Going back to our experimental data, we can next attempt to estimate confidence intervals (CI) for the parameters using bootstrapping. Here, a random dataset with the same size as the original is sampled (with replacement) from the original dataset. This sampled dataset is then fit using the MLE method, just as for the original dataset. The fit results in a new estimate for the model parameters. This process is repeated many times, and the distribution of the resulting parameters can be analyzed to estimate certain statistics about the them:

dwell_2.calculate_bootstrap(iterations=1000)
dwell_2.bootstrap.plot(alpha=0.05)
../_images/kymo_bind_bootstrap_2.png

Here we see the distributions of the bootstrapped parameters. The vertical lines indicate the means of the distributions, while the red area indicates the estimated confidence intervals. The alpha argument determines the CI that is estimated as 100*(1-alpha) % CI; in this case we’re showing the estimate for the 95% CI. The values for the lower and upper bounds are the 100*(alpha/2) and 100*(1-alpha/2) percentiles of the distributions.

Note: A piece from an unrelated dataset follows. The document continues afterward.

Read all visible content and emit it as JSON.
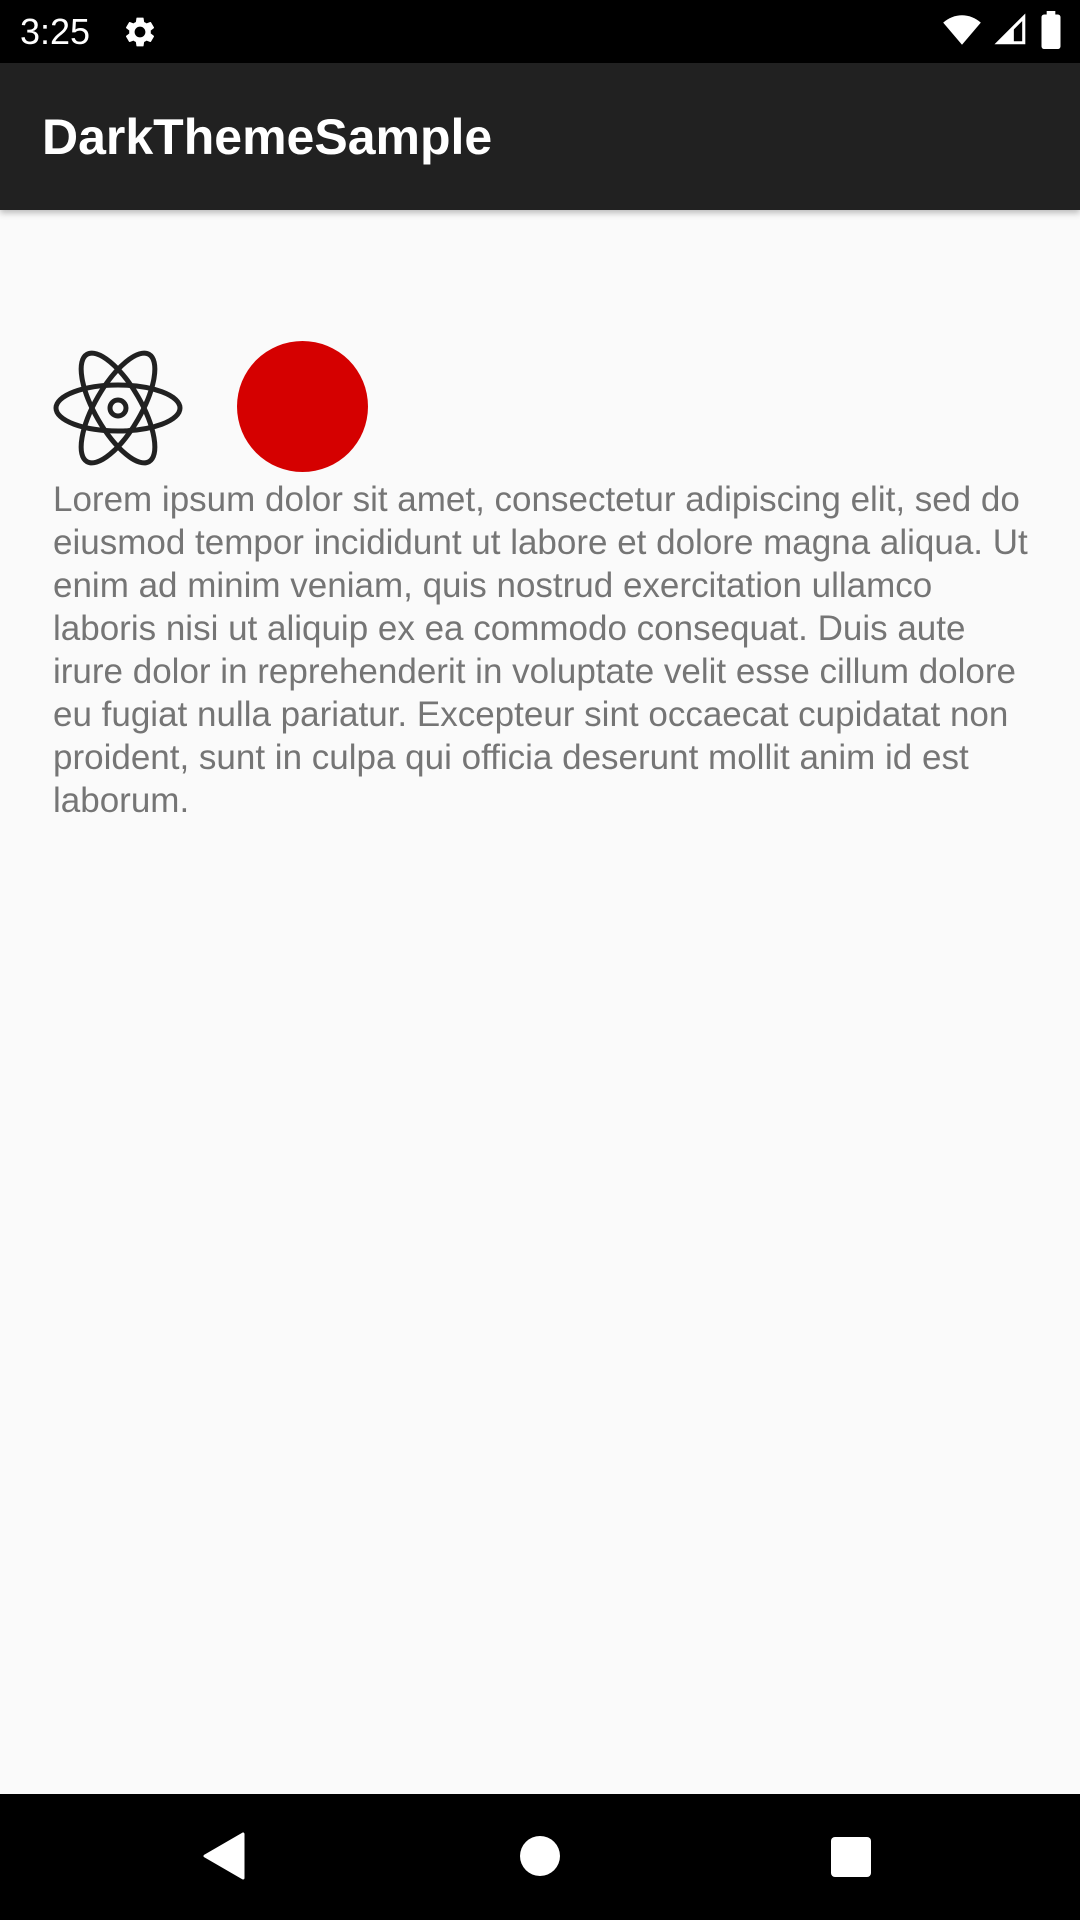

Note, however, that while the means correspond well with the optimized model parameters, the distributions are not symmetric. In such a case, the simple method of using percentiles as CI values may not be appropriate. For more advanced analysis, the distribution values are directly available through the properties DwelltimeModel.bootstrap.amplitude_distributions and DwelltimeModel.bootstrap.lifetime_distributions which return the data as a numpy array with shape [# components, # bootstrap samples].

10.2.1. The Exponential (Mixture) Model

The model likelihood \(\mathcal{L}\) is defined for a mixture of exponential distributions as:

\[\mathcal{L} = \prod_j^T \left[ \frac{1}{N} \sum_i^M \frac{a_i}{\tau_i} \exp{\left( \frac{-t_j}{\tau_i} \right)} \right]\]

where \(T\) is the number of observed dwell times, \(M\) is the number of exponential components, \(t\) is time, \(\tau_i\) is the lifetime of component \(i\), and \(a_i\) is the fractional contribution of component \(i\) under the constraint of \(\sum_i^M a_i = 1\). The normalization constant \(N\) is defined as:

\[N = \sum_i^M a_i \left[ \exp{ \left( \frac{-t_{min}}{\tau_i} \right)} - \exp{ \left( \frac{-t_{max}}{\tau_i} \right)} \right]\]

where \(t_{min}\) and \(t_{max}\) are the minimum and maximum possible observation times.

The normalization constant takes into account the minimum and maximum possible observation times of the experiment. These can be set manually with the min_observation_time and max_observation_time keyword arguments, respectively. The default values are \(t_{min}=0\) and \(t_{max}=\infty\), such that \(N=1\). However, for real experimental data, there are physical limitations on the measurement times (such as pixel integration time for kymographs or sampling frequency for force channels) that should be taken into account.